Globalia is een samenleving die zich afspeelt onder een grote
globe of koepel, waar de temperatuur altijd constant is, de
lucht is er dank zij speciale luchtkanonnen steeds azuurblauw,
men eet er voorverpakte pasta’s, beschikt over de meest perfecte
communicatiemiddelen. Iedereen leeft heel fit en gezond en
wordt zeer oud, want elk orgaan dat wat slijtage vertoont
wordt vervangen. Vrijheid is een absoluut basisgegeven, maar
natuurlijk opdat die vrijheid gehandhaafd zou blijven is veel
controle nodig. Godsdienst is erg verdacht, want dat geeft
mensen een religieuze identiteit zodat ze zich misschien afzonderen
of zich keren tegen deze liberale staat. Op een dag lopen
de inwoners vrolijk door de straat, want het is het feest
van de kat, een feest dat Kerstmis moet vervangen. Naast godsdienst
is ook geschiedenis gevaarlijk, want men gaat dan zoeken naar
zijn wortels en culturele identiteit. Kinderen en jongeren
zijn niet gewenst. Abortus is de regel zodat een nieuwe geboorte
eerder als iets subversief wordt gezien. Wist u trouwens dat
op dit ogenblik in de USA hele wijken en suburbs bestaan waar
kinderen en jongeren ongewenst zijn? Repressie bestaat in
principe niet in Globalia. Politie en gevangenisbewakers zijn
vervangen door psychologen die vriendelijk en begrijpend zoeken
naar de oorzaak van deviant gedrag en vervolgens iemand weer
op de rechte weg zetten. Er is wel één probleem: regelmatig
vallen er bomaanslagen te betreuren. Om zich te beveiligen
heeft men daarom een nul-zone rond de globe geschapen. Regelmatig
worden daar bombardementen uitgevoerd om mogelijke terroristen
af te schrikken. Onmiddellijk daarna lopen alle armen naar
die plek, want ze weten dat dan de helikopters verschijnen
met voedsel voor de getroffen bevolking. De hoofdfiguur tracht
eerst te ontsnappen, maar wordt na opgepakt te zijn weer vrijgelaten
in de buitenzone en vervolgens ervan beschuldigd het hoofdbrein
te zijn achter de aanslagen. Zo heeft men een herkenbare zondebok.

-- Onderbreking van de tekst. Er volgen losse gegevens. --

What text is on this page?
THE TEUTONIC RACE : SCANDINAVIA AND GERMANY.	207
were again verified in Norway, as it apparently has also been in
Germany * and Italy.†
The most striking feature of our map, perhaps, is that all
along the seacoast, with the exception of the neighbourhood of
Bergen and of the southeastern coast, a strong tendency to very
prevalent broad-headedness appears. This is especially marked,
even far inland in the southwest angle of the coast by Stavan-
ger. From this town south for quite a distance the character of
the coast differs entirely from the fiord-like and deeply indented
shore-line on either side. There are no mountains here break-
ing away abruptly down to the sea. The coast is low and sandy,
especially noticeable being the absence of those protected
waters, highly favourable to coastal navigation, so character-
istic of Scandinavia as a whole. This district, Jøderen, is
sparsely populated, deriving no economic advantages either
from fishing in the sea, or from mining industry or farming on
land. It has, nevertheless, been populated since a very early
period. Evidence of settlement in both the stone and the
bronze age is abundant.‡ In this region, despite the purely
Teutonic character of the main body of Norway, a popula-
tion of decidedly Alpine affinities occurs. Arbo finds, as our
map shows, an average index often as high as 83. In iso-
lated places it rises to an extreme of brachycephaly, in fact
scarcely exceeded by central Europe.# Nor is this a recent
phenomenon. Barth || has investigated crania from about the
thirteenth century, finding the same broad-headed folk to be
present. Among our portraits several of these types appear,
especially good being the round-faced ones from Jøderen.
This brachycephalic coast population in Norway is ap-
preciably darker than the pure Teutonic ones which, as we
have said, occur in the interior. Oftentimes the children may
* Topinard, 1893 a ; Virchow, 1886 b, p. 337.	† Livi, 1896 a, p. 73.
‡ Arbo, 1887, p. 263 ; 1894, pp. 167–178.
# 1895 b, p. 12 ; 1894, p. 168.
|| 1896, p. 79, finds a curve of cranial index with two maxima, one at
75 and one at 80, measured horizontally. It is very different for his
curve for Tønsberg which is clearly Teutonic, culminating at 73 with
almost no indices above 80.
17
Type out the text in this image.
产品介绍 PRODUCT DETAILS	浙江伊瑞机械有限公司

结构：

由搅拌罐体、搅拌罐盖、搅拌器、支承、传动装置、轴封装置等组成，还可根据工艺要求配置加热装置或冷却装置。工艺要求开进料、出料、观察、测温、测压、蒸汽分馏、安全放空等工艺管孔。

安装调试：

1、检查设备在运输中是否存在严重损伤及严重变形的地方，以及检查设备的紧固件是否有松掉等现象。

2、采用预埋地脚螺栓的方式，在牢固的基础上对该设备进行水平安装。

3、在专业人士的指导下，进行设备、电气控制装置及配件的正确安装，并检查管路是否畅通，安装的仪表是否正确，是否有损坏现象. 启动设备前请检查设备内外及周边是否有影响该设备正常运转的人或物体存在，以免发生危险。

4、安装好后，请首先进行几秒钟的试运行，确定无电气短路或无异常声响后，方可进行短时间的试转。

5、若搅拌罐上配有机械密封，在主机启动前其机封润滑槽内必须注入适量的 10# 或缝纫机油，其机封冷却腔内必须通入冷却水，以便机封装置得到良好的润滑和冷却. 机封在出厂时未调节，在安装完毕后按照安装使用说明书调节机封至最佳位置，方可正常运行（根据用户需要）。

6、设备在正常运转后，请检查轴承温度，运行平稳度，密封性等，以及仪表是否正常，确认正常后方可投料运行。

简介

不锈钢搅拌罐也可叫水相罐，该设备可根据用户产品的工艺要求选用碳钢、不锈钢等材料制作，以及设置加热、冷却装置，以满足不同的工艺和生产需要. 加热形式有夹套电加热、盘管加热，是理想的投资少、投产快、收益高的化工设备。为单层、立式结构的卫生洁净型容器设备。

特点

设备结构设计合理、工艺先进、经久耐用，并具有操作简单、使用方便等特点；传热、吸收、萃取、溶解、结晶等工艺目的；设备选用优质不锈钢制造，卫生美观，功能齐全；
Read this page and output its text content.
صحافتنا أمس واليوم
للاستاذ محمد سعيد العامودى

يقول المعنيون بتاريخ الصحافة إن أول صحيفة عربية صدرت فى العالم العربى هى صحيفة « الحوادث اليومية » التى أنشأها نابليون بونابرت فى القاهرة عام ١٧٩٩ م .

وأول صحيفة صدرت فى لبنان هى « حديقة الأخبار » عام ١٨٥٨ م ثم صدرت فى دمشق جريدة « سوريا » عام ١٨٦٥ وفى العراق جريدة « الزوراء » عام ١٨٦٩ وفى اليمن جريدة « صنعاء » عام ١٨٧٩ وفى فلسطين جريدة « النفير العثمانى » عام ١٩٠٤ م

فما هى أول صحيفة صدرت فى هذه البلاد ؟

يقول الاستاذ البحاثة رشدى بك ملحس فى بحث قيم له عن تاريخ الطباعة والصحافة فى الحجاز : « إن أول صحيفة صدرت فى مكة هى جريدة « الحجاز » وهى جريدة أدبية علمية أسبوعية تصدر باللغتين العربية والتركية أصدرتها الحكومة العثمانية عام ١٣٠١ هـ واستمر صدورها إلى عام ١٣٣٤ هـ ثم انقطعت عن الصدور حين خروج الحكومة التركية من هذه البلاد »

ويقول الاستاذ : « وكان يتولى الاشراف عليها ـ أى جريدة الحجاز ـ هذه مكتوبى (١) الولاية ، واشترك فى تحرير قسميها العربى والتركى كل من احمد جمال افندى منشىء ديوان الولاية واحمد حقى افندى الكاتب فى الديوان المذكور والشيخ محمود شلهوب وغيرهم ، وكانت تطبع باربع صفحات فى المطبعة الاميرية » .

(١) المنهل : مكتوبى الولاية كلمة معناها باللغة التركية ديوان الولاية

Toen ik dit boek las dacht ik: dat sluit prachtig aan bij
alles waar we in deze Advent mee bezig waren en wat we vieren
met Kerstmis. In de Advent stonden we vier zondagen stil bij
de vraag: wat geven we door aan de volgende generatie(s)?
Welke waarden, welke wereldbeschouwing reiken we hen aan?
Hoe leren we hen om te gaan met geld en bezit? Maar, zo suggereerde
Maurits reeds, je kan de vraag ook omkeren: welke nieuwe,
onverwachte wereld openen kinderen en jongeren voor ons, ook
op geloofsgebied? Hoe reiken zij ons het heilige aan, heel
anders dan wij geleerd hebben via onze opvoeding. Zij doorbreken
door hun vragen en zoeken een gemakkelijke religie met zijn
vaste rituelen, zijn stabiele geloofsleer, enz. Geloven, zo
leren zij ons, begint bij de concrete vragen en ervaringen
die het leven ons opdringt. De eerbied en bescheidenheid die
daarbij hoort opgebracht te worden om zo Gods roepen daarin
te horen. Pas in tweede instantie is geloven ritus, levensbeschouwing,
enz. Verwijzend naar de roman zou ik zeggen: ze brengen het
vreemde en andere binnen, het kwetsbare en waarschuwen zo
het Westen dat het zich niet mag oprollen in een zelfgemaakt
Globalia.
Zo kom ik bij mijn thema van de Kerstnacht. Want in deze
nacht vieren we dat God de kant van de wereld koos in een
kindje voor ons geboren. God koos er niet voor om puur en
zuiver in absolute vrijheid in zichzelf te blijven. Neen,
God koos voor het onzuivere, het fragmentaire, het weerloze
dat er nu eens is en dan weer verdwijnt. Incarnatie betekent
om het brutaal te zeggen dat het heilige voortaan oplicht
tussen de luiers, de papflessen, het dagelijkse zorgen en
het liefdevol bejegenen van elkaar. Geloven kreeg een nieuwe
dimensie toen men ging belijden dat in dit kind, geboren in
armoede, de Messias is. Niet een redding die je altijd maar
voor je uitschuift en waarvan je blijft dromen als het totaal
andere, het vreemde en onbegrijpelijke. Anders dan in de klassieke
Joodse traditie geloven we dat het heilige niet alleen verschijnt
in het Woord en de Thora, maar in het Woord dat in mensen
vlees en bloed wordt met alle beperkingen die daarbij horen
van plaatsgebondenheid en historische concreetheid. Door de
geboorte van dit kind en in de vele Messiassen na Hem gingen
we op een heel andere manier geloven. Het heilige is voortaan
steeds vermengd, het is kwetsbaar en moet door ons behoed
worden, het leert ons dat wat zo weerloos bestaat alleen mag
aangeraakt worden opdat we rijkdom zouden ervaren.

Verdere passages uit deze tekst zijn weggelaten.